Voice and visibility: tackling the ‘invisibility’ of the sexual orientation strand in UK organisation equality and diversity research
dewey330 | dewey300
This covering statement introduces the nine published outputs in this submission, and explains their genesis. It considers the implications of the growing visibility of the sexual orientation strand for individuals and organisations operating in the UK context before and after the introduction of the Employment Equality (Sexual Orientation) Regulations 2003 (hereafter the Regulations). The PhD advanced knowledge and understanding of the following: the rationale for and drivers of sexual orientation equality work in UK trade union, public, private and voluntary sector organisations over the last two decades; the equality/diversity structures, policies and practices introduced by organisations in order to become more inclusive of lesbian gay and bisexual (LGB) people; LGB people’s perceptions and experiences of these sexual orientation equality and diversity policies and practices; LGB people’s voice, activism and agency in influencing the changes which have been taking place.
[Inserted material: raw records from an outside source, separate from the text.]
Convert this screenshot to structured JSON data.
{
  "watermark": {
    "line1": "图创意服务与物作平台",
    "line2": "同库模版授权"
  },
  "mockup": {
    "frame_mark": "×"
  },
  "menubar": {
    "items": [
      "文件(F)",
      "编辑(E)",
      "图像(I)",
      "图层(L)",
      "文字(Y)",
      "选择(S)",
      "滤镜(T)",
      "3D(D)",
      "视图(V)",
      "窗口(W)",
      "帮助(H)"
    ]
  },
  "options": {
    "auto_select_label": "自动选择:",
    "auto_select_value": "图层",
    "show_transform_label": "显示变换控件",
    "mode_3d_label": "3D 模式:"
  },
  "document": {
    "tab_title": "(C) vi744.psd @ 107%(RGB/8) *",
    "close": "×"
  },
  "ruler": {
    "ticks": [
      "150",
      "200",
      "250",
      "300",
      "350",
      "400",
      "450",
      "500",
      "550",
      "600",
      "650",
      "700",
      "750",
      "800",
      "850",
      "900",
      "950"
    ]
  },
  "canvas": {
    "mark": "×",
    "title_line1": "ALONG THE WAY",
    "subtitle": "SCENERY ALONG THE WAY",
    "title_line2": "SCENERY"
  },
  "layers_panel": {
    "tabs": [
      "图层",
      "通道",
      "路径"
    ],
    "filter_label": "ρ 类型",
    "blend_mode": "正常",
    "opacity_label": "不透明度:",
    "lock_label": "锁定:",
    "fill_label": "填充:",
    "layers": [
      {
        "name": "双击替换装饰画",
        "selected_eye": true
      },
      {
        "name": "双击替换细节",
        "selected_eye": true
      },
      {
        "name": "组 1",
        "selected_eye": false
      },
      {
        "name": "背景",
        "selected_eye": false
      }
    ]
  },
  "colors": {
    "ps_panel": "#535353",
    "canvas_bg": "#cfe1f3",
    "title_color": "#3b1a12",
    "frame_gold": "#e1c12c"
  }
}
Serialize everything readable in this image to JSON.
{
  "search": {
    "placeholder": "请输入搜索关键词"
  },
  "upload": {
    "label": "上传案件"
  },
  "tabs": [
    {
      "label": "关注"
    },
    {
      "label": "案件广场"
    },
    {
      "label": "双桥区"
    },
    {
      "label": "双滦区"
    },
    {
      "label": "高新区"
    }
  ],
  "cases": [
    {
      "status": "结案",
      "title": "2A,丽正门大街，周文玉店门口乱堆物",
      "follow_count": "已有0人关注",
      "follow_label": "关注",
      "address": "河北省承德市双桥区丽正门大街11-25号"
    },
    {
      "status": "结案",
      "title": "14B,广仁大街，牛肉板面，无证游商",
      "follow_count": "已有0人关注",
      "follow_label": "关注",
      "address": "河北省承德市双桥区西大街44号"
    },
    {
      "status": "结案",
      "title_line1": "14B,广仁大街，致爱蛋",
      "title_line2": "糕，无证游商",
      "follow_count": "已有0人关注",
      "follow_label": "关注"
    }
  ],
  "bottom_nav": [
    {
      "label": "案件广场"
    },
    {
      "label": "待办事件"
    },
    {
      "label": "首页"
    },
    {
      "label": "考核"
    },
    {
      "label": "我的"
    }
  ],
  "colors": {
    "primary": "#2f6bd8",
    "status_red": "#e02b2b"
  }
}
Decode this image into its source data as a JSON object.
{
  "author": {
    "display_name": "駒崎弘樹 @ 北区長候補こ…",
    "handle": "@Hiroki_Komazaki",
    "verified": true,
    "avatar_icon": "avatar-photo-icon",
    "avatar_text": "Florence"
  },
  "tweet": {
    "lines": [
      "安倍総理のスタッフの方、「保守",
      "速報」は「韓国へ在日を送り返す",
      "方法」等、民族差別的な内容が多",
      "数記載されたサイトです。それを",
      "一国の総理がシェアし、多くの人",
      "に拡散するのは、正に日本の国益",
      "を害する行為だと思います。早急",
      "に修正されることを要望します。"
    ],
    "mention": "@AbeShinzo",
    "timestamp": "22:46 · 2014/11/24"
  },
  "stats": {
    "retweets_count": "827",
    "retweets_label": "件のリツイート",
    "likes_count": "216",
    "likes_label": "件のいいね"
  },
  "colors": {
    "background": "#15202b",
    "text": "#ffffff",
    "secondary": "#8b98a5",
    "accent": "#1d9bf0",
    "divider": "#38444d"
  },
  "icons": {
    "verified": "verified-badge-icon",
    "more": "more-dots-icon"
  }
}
The covering document provides details of the research projects and the interpretivist case study methodology on which the published outputs draw. It summarises and links the aims and principal findings of each output demonstrating that they form a coherent body of work. It concludes that although the introduction of the Regulations has been a positive trigger to sexual orientation equality work in the UK, progress remains uneven within and across organisations. Thus, it identifies voice mechanisms such as LGBT trade union and company network groups as key tools for inclusion. The conclusion locates the PhD as an original contribution to the advancement of sexual orientation organisation equality/diversity research. It does so by discussing its empirical and theoretical contributions to a sexual orientation research agenda which has been developing in waves subject to social, political and legal change and mobilisation in LGBT communities in different parts of the world.